Say Hello to Gemma 3n
After teasing us with a preview last month, Google has officially launched Gemma 3n, a powerful mobile-first AI architecture. Designed for developers, this new model is fully optimized for on-device performance while supporting multimodal capabilities—text, image, video, and audio.
You can fine-tune and deploy it using tools you already love: Hugging Face Transformers, llama.cpp, Google AI Edge, Ollama, MLX, and more.
Let’s break down what’s new.
What Makes Gemma 3n Special?
- Multimodal by Design: Gemma 3n can understand and generate from text, images, videos, and audio, all directly on your device.
- Two Sizes, Big Impact: Available in E2B (5B parameters) and E4B (8B parameters) sizes, the models are optimized to run on just 2GB or 3GB of memory, thanks to smart architectural tricks.
- MatFormer Architecture: Like Nested Dolls: At the heart is MatFormer—a "Matryoshka Transformer" that contains smaller models inside a larger one.
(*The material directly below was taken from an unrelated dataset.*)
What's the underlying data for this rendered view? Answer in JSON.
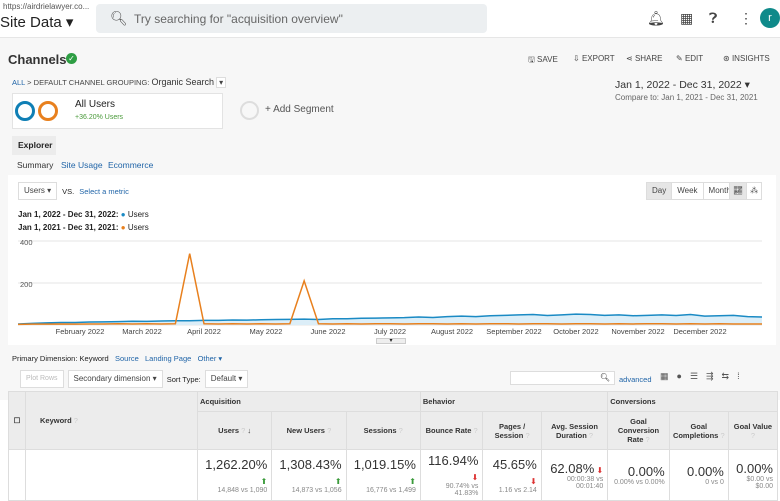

You can use the full E4B model or a faster E2B variant already extracted. Want something in between? Use Mix-n-Match to custom-size your model based on hardware needs.
- Per-Layer Embeddings (PLE): These allow large models to run on smaller devices by offloading embeddings to the CPU, while keeping core transformer weights in GPU/TPU memory.
- KV Cache Sharing: For long audio/video sequences, this new technique improves inference speed by 2x, cutting delay before you get a response.
![LMArena]()
Built-In Audio Understanding
Using a version of Google’s Universal Speech Model (USM), Gemma 3n enables.
- Speech-to-text (ASR) directly on the device.
- Speech translation (AST) for languages like English, Spanish, French, and Italian.
- Support for audio clips up to 30 seconds today (longer clips coming soon).
![Matformer]()
Meet MobileNet-V5: A Vision Powerhouse
Gemma 3n features the brand-new MobileNet-V5-300M, delivering real-time image and video analysis. Key benefits.
- Supports resolutions from 256x256 to 768x768
- Handles 60 FPS on a Pixel device
- 13x faster than its predecessor with lower memory usage
- Outperforms many cloud models in vision-language tasks
This is achieved through smart design: a deeper, wider pyramid model, distillation techniques, and a new fusion adapter for better token quality.
Developer-First, Community-Driven
From AMD to Hugging Face, Docker, RedHat, and many more—Gemma 3n is supported across your favorite open-source tools. It’s built with and for the developer community.
To celebrate this, Google is launching the Gemma 3n Impact Challenge. With $150,000 in prizes, it’s inviting devs to create on-device AI solutions that make a real-world difference.
Ready to Get Started?
Here’s how you can explore Gemma 3n right now,
- Try instantly: Launch experiments in Google AI Studio
- Download the models: Available on Hugging Face and Kaggle
- Explore the docs: Fine-tuning, inference, and deployment guides are available
- Use your favorite tools: From Transformers to llama.cpp, Ollama, MLX, and more
- Deploy anywhere: Cloud Run, Vertex AI, GenAI API, NVIDIA API Catalog, and more
Final Thoughts
Gemma 3n isn’t just another AI release—it’s a big leap in making advanced, multimodal AI truly portable. Whether you're building the next smart app, translating real-time audio, or designing edge vision systems, this model gives you the power to build—and deploy—intelligently, right from your device.
With the open challenge, Google is making it clear: AI’s future is not just cloud-first, it's device-ready.